There are times when the saving quality of our suffering is relatively easy to understand (even if it’s hard to bear). When a mother stays up all night, depriving herself of sleep, in order to care for a sick child, she is carrying his burden, suffering so that some of his suffering might be alleviated. When a person willingly bears an insult, and refuses to fight back or return insult for insult, he is suffering for the sake of love.
I’ll give you two more dramatic examples. First is Maximilian Kolbe. When a prisoner escaped from Auschwitz in the summer of 1942, the Nazi soldiers imposed their penalty. They took all of the prisoners from the escapees’ barracks and lined them up and then at random chose a man to be put to death in retaliation. When the man broke down in tears, protesting that he was the father of young children, a quiet bespectacled man stepped forward and said, “I am a Catholic priest; I have no family. I would like to die in this man’s place.”

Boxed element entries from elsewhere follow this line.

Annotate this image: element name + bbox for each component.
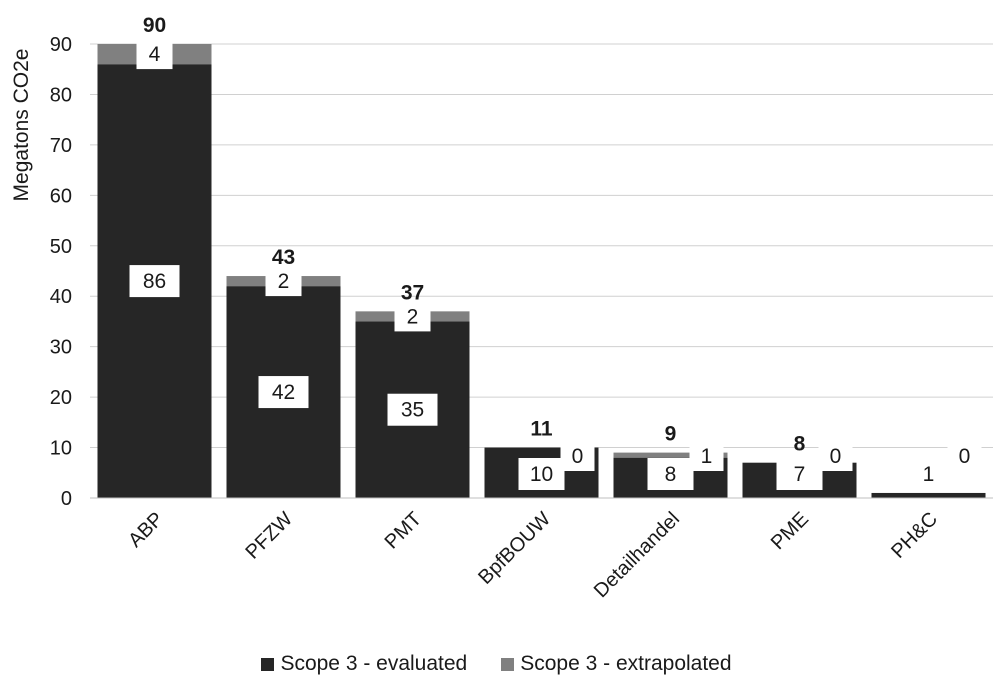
data-label-extrapolated-box bbox=[689, 441, 724, 471]
y-tick-label: 0 bbox=[61, 488, 72, 510]
data-label-evaluated: 10 bbox=[530, 463, 553, 486]
data-label-evaluated: 1 bbox=[923, 463, 935, 486]
legend-item-extrapolated: Scope 3 - extrapolated bbox=[501, 652, 732, 676]
data-label-extrapolated-box bbox=[136, 39, 173, 70]
total-label: 37 bbox=[401, 281, 424, 304]
data-label-evaluated-box bbox=[387, 393, 438, 426]
y-tick-label: 10 bbox=[50, 438, 72, 460]
data-label-evaluated-box bbox=[258, 376, 309, 409]
data-label-extrapolated: 0 bbox=[959, 445, 971, 468]
x-tick-label: BpfBOUW bbox=[474, 508, 555, 589]
total-label: 11 bbox=[530, 418, 553, 441]
data-label-extrapolated: 4 bbox=[149, 43, 161, 66]
data-label-extrapolated: 2 bbox=[407, 305, 419, 328]
data-label-extrapolated-box bbox=[947, 441, 982, 471]
data-label-extrapolated-box bbox=[265, 266, 302, 297]
legend-item-evaluated: Scope 3 - evaluated bbox=[261, 652, 467, 676]
data-label-evaluated-box bbox=[518, 458, 565, 490]
gridlines bbox=[90, 43, 993, 449]
data-label-extrapolated: 0 bbox=[572, 445, 584, 468]
legend: Scope 3 - evaluated Scope 3 - extrapolat… bbox=[0, 652, 993, 676]
y-axis-label: Megatons CO2e bbox=[10, 49, 33, 202]
y-tick-label: 40 bbox=[50, 286, 72, 308]
data-label-evaluated: 35 bbox=[401, 399, 424, 422]
data-label-extrapolated-box bbox=[818, 441, 853, 471]
y-tick-label: 90 bbox=[50, 34, 72, 56]
data-label-evaluated: 42 bbox=[272, 381, 295, 404]
data-labels: 90864434223735211100981870110 bbox=[129, 14, 982, 490]
data-label-evaluated: 8 bbox=[665, 463, 677, 486]
total-label: 9 bbox=[665, 423, 677, 446]
x-tick-label: PH&C bbox=[887, 508, 942, 563]
data-label-evaluated-box bbox=[905, 458, 952, 490]
y-tick-label: 50 bbox=[50, 236, 72, 258]
legend-label-extrapolated: Scope 3 - extrapolated bbox=[520, 652, 732, 675]
data-label-evaluated-box bbox=[129, 265, 180, 298]
bar-evaluated bbox=[871, 492, 986, 498]
y-tick-label: 70 bbox=[50, 135, 72, 157]
data-label-extrapolated-box bbox=[394, 301, 431, 332]
x-tick-label: PMT bbox=[381, 508, 426, 553]
y-tick-label: 30 bbox=[50, 337, 72, 359]
data-label-extrapolated: 0 bbox=[830, 445, 842, 468]
y-tick-label: 60 bbox=[50, 185, 72, 207]
total-label: 90 bbox=[143, 14, 166, 37]
legend-swatch-evaluated bbox=[261, 657, 275, 671]
data-label-evaluated-box bbox=[776, 458, 823, 490]
x-tick-label: PFZW bbox=[241, 508, 297, 564]
data-label-extrapolated: 1 bbox=[701, 445, 713, 468]
legend-swatch-extrapolated bbox=[501, 657, 515, 671]
legend-label-evaluated: Scope 3 - evaluated bbox=[280, 652, 468, 675]
x-tick-label: Detailhandel bbox=[590, 508, 684, 602]
bar-extrapolated bbox=[613, 452, 728, 458]
data-label-evaluated: 7 bbox=[794, 463, 806, 486]
data-label-evaluated: 86 bbox=[143, 270, 166, 293]
x-tick-label: PME bbox=[767, 508, 813, 554]
total-label: 43 bbox=[272, 246, 295, 269]
x-tick-label: ABP bbox=[124, 508, 168, 552]
data-label-evaluated-box bbox=[647, 458, 694, 490]
total-label: 8 bbox=[794, 433, 806, 456]
y-tick-label: 20 bbox=[50, 387, 72, 409]
data-label-extrapolated: 2 bbox=[278, 270, 290, 293]
data-label-extrapolated-box bbox=[560, 441, 595, 471]
y-tick-label: 80 bbox=[50, 84, 72, 106]
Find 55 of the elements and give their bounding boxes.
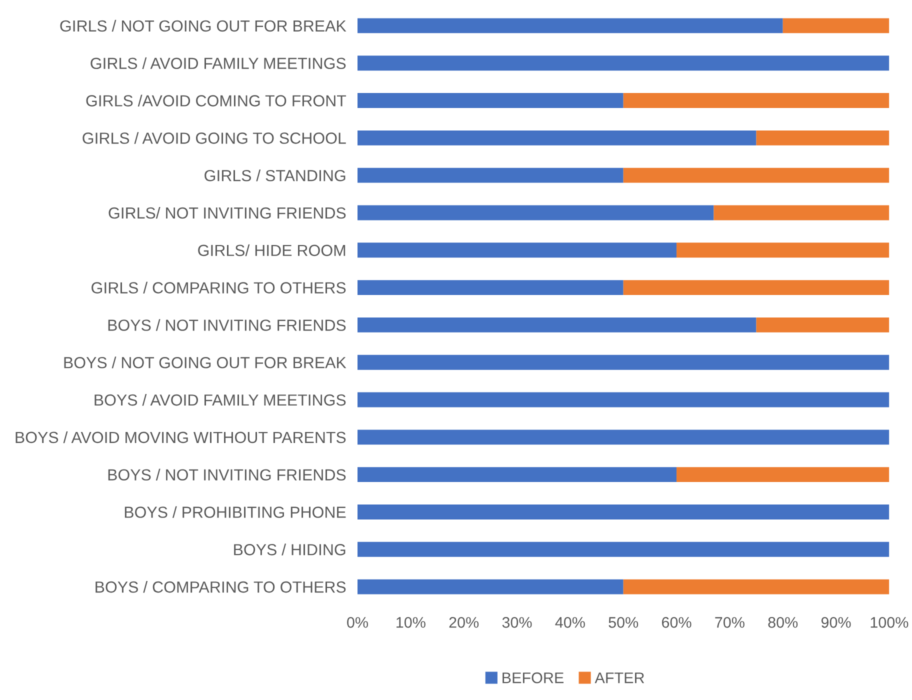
x-tick-label: 100% — [870, 617, 908, 628]
x-tick-label: 80% — [768, 617, 798, 628]
x-tick-label: 40% — [555, 617, 585, 628]
bar — [358, 354, 890, 370]
bar — [676, 242, 890, 258]
bar — [358, 205, 714, 220]
bar — [782, 18, 890, 34]
y-tick-label: BOYS / AVOID FAMILY MEETINGS — [94, 394, 346, 406]
x-tick-label: 0% — [347, 617, 368, 628]
bar — [756, 130, 890, 146]
legend-label: AFTER — [594, 672, 644, 684]
bar — [358, 542, 890, 557]
bar — [623, 579, 890, 594]
bar — [358, 504, 890, 520]
y-tick-label: GIRLS/ HIDE ROOM — [198, 244, 346, 256]
y-tick-label: GIRLS/ NOT INVITING FRIENDS — [108, 206, 346, 219]
y-tick-label: BOYS / HIDING — [234, 544, 346, 556]
bar — [358, 280, 624, 296]
bar — [358, 579, 624, 594]
bar — [623, 168, 890, 183]
bar — [623, 93, 890, 108]
y-tick-label: BOYS / COMPARING TO OTHERS — [96, 581, 346, 593]
y-tick-label: GIRLS / AVOID FAMILY MEETINGS — [90, 57, 346, 70]
bar — [358, 130, 756, 146]
x-tick-label: 10% — [396, 617, 426, 628]
bar — [358, 18, 783, 34]
y-tick-label: BOYS / NOT INVITING FRIENDS — [108, 319, 346, 331]
y-tick-label: GIRLS / STANDING — [204, 170, 346, 182]
y-tick-label: BOYS / AVOID MOVING WITHOUT PARENTS — [16, 431, 346, 444]
x-tick-label: 90% — [821, 617, 851, 628]
bar — [358, 242, 677, 258]
bar — [358, 430, 890, 445]
y-tick-label: GIRLS / NOT GOING OUT FOR BREAK — [60, 20, 346, 32]
x-tick-label: 20% — [449, 617, 479, 628]
y-tick-label: BOYS / PROHIBITING PHONE — [124, 506, 346, 518]
y-tick-label: BOYS / NOT INVITING FRIENDS — [108, 468, 346, 481]
bar — [623, 280, 890, 296]
x-tick-label: 50% — [608, 617, 638, 628]
x-tick-label: 70% — [715, 617, 744, 628]
y-tick-label: GIRLS /AVOID COMING TO FRONT — [86, 94, 346, 106]
bar — [714, 205, 890, 220]
x-tick-label: 30% — [502, 617, 532, 628]
bar — [358, 56, 890, 71]
y-tick-label: GIRLS / COMPARING TO OTHERS — [92, 282, 346, 294]
x-tick-label: 60% — [662, 617, 692, 628]
bar — [358, 317, 756, 332]
y-tick-label: BOYS / NOT GOING OUT FOR BREAK — [64, 356, 346, 368]
bar — [358, 467, 677, 482]
bar — [358, 93, 624, 108]
bar — [358, 392, 890, 408]
bar — [676, 467, 890, 482]
bar — [756, 317, 890, 332]
bar — [358, 168, 624, 183]
legend-label: BEFORE — [502, 672, 564, 684]
y-tick-label: GIRLS / AVOID GOING TO SCHOOL — [82, 132, 346, 144]
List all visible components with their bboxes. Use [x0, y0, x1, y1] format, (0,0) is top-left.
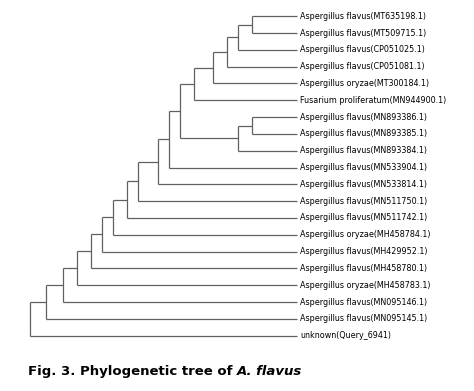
Text: Fusarium proliferatum(MN944900.1): Fusarium proliferatum(MN944900.1) [300, 96, 447, 105]
Text: Aspergillus flavus(MN893384.1): Aspergillus flavus(MN893384.1) [300, 146, 427, 155]
Text: Aspergillus flavus(MN533904.1): Aspergillus flavus(MN533904.1) [300, 163, 427, 172]
Text: Aspergillus flavus(MH429952.1): Aspergillus flavus(MH429952.1) [300, 247, 428, 256]
Text: Aspergillus flavus(MT509715.1): Aspergillus flavus(MT509715.1) [300, 29, 427, 38]
Text: Aspergillus flavus(MT635198.1): Aspergillus flavus(MT635198.1) [300, 12, 426, 21]
Text: Aspergillus oryzae(MH458783.1): Aspergillus oryzae(MH458783.1) [300, 281, 431, 290]
Text: Aspergillus oryzae(MT300184.1): Aspergillus oryzae(MT300184.1) [300, 79, 429, 88]
Text: Aspergillus flavus(CP051025.1): Aspergillus flavus(CP051025.1) [300, 45, 425, 54]
Text: Aspergillus flavus(MN893385.1): Aspergillus flavus(MN893385.1) [300, 129, 427, 138]
Text: Fig. 3. Phylogenetic tree of: Fig. 3. Phylogenetic tree of [28, 365, 237, 378]
Text: Aspergillus flavus(MN511742.1): Aspergillus flavus(MN511742.1) [300, 213, 428, 222]
Text: Aspergillus flavus(MN893386.1): Aspergillus flavus(MN893386.1) [300, 113, 427, 122]
Text: Aspergillus flavus(MN533814.1): Aspergillus flavus(MN533814.1) [300, 180, 427, 189]
Text: Aspergillus flavus(MH458780.1): Aspergillus flavus(MH458780.1) [300, 264, 427, 273]
Text: Aspergillus flavus(MN511750.1): Aspergillus flavus(MN511750.1) [300, 197, 428, 206]
Text: Aspergillus flavus(MN095145.1): Aspergillus flavus(MN095145.1) [300, 314, 428, 323]
Text: Aspergillus flavus(MN095146.1): Aspergillus flavus(MN095146.1) [300, 298, 427, 307]
Text: Aspergillus oryzae(MH458784.1): Aspergillus oryzae(MH458784.1) [300, 230, 431, 239]
Text: Aspergillus flavus(CP051081.1): Aspergillus flavus(CP051081.1) [300, 62, 425, 71]
Text: unknown(Query_6941): unknown(Query_6941) [300, 331, 391, 340]
Text: A. flavus: A. flavus [237, 365, 302, 378]
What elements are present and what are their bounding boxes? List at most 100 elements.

Here, with brutal clarity, we can see the relationship between salvation and suffering willingly accepted. St. Maximilian Kolbe was consciously participating in the act of his Master, making up, in Paul’s language, what is still lacking in the suffering of Christ (Colossians 1:24).
And then there is St. Francis of Assisi, from whom Pope Francis took his name. Among the many stories told of St. Francis, one of the most affecting is that concerning his encounter with a leprous man.
Young Francis had a particular revulsion for leprosy. Whenever he saw someone suffering from that disease, he would run in the opposite direction. One day, he saw a leper approaching, and he sensed the familiar apprehension and disgust. But then he decided, under the inspiration of the Gospel, to embrace the man, kiss him, and give him alms. Filled with joy, Francis made his way up the road. When he turned around, he discovered the man gone, disappeared.
Once again, suffering was the concrete expression of love.